|
|
|
|
|
by throw101010
38 days ago
|
|
LLMs do deliver "miracles", in certain cases, if you've experienced it and have been blown away by their output (one shot functional app from a well manufactured prompt, new feature added flawlessly on a complicated existing codebase, etc.), it can be tempting to reajust your expectations and think this will work consistently and at a much larger scale.

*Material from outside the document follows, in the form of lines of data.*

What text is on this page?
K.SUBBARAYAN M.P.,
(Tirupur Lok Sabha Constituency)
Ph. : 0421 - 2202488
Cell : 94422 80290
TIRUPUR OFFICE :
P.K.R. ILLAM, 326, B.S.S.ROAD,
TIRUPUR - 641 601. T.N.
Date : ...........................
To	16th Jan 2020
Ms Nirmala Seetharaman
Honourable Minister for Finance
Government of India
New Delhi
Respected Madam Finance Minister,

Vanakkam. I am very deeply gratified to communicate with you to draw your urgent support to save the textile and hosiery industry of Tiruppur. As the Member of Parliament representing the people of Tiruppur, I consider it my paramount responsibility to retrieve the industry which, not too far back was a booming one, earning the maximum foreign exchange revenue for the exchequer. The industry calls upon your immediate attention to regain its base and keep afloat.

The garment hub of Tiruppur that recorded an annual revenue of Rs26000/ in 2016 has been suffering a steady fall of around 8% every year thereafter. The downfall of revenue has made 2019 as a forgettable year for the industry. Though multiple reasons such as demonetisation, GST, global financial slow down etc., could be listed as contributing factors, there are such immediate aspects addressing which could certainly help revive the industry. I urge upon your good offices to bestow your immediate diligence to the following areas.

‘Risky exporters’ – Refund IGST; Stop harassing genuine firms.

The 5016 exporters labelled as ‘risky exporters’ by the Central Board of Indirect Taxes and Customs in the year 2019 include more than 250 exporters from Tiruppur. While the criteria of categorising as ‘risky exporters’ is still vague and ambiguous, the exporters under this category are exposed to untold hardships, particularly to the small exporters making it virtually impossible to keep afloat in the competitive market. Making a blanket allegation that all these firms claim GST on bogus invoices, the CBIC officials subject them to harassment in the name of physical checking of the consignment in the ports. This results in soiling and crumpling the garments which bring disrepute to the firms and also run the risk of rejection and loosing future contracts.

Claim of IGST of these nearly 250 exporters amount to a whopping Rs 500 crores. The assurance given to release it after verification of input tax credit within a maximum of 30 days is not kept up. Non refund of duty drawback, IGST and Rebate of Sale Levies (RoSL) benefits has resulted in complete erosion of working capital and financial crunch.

They can assimilate 100s of thousands of tokens of context in few seconds/minutes and do exceptional pattern matching beyond what any human can do, that's a main factor in why it looks like "miracles" to us. When a model actually solves a long standing issue that was never addressed due to a lack of funding/time/knowledge, it does feel miraculous and when you are exposed to this a couple of times it's easy to give them more trust, just like you would trust someone who provided you a helping hand a couple of times more than at total stranger. |
|
I suppose it's difficult to account for the inconsistency of something able to perform up to standard (and fast!) at one time, but then lose the plot in subtle or not-so-subtle ways the next.

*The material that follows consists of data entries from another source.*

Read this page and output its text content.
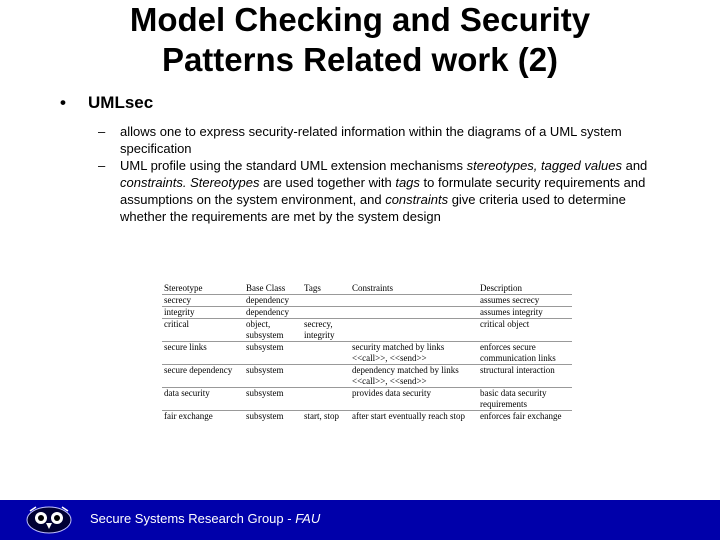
Model Checking and Security
Patterns Related work (2)
• UMLsec
– allows one to express security-related information within the diagrams of a UML system specification
– UML profile using the standard UML extension mechanisms stereotypes, tagged values and constraints. Stereotypes are used together with tags to formulate security requirements and assumptions on the system environment, and constraints give criteria used to determine whether the requirements are met by the system design
Stereotype	Base Class	Tags	Constraints	Description
secrecy	dependency			assumes secrecy
integrity	dependency			assumes integrity
critical	object, subsystem	secrecy, integrity		critical object
secure links	subsystem		security matched by links <<call>>, <<send>>	enforces secure communication links
secure dependency	subsystem		dependency matched by links <<call>>, <<send>>	structural interaction
data security	subsystem		provides data security	basic data security requirements
fair exchange	subsystem	start, stop	after start eventually reach stop	enforces fair exchange
Secure Systems Research Group - FAU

We're wired to see and treat this machine as a human and therefore are tempted to trust it as if it were a human who demonstrated proficiency. Then we're surprised when the machine fails to behave like one.
I have to say, I'm still flabbergasted by the willingness to check out completely and not even keep on top of, and a mental model of, what gets produced. But the mind is easily tempted into laziness, I presume, especially when the fun part of thinking gets outsourced, and only the less fun work of checking is left. At least that's what makes the difference for me between coding and reviewing. One is considerably more interesting than the other, much less similar than they should be, given that they both should require gaining a similar understanding of the code.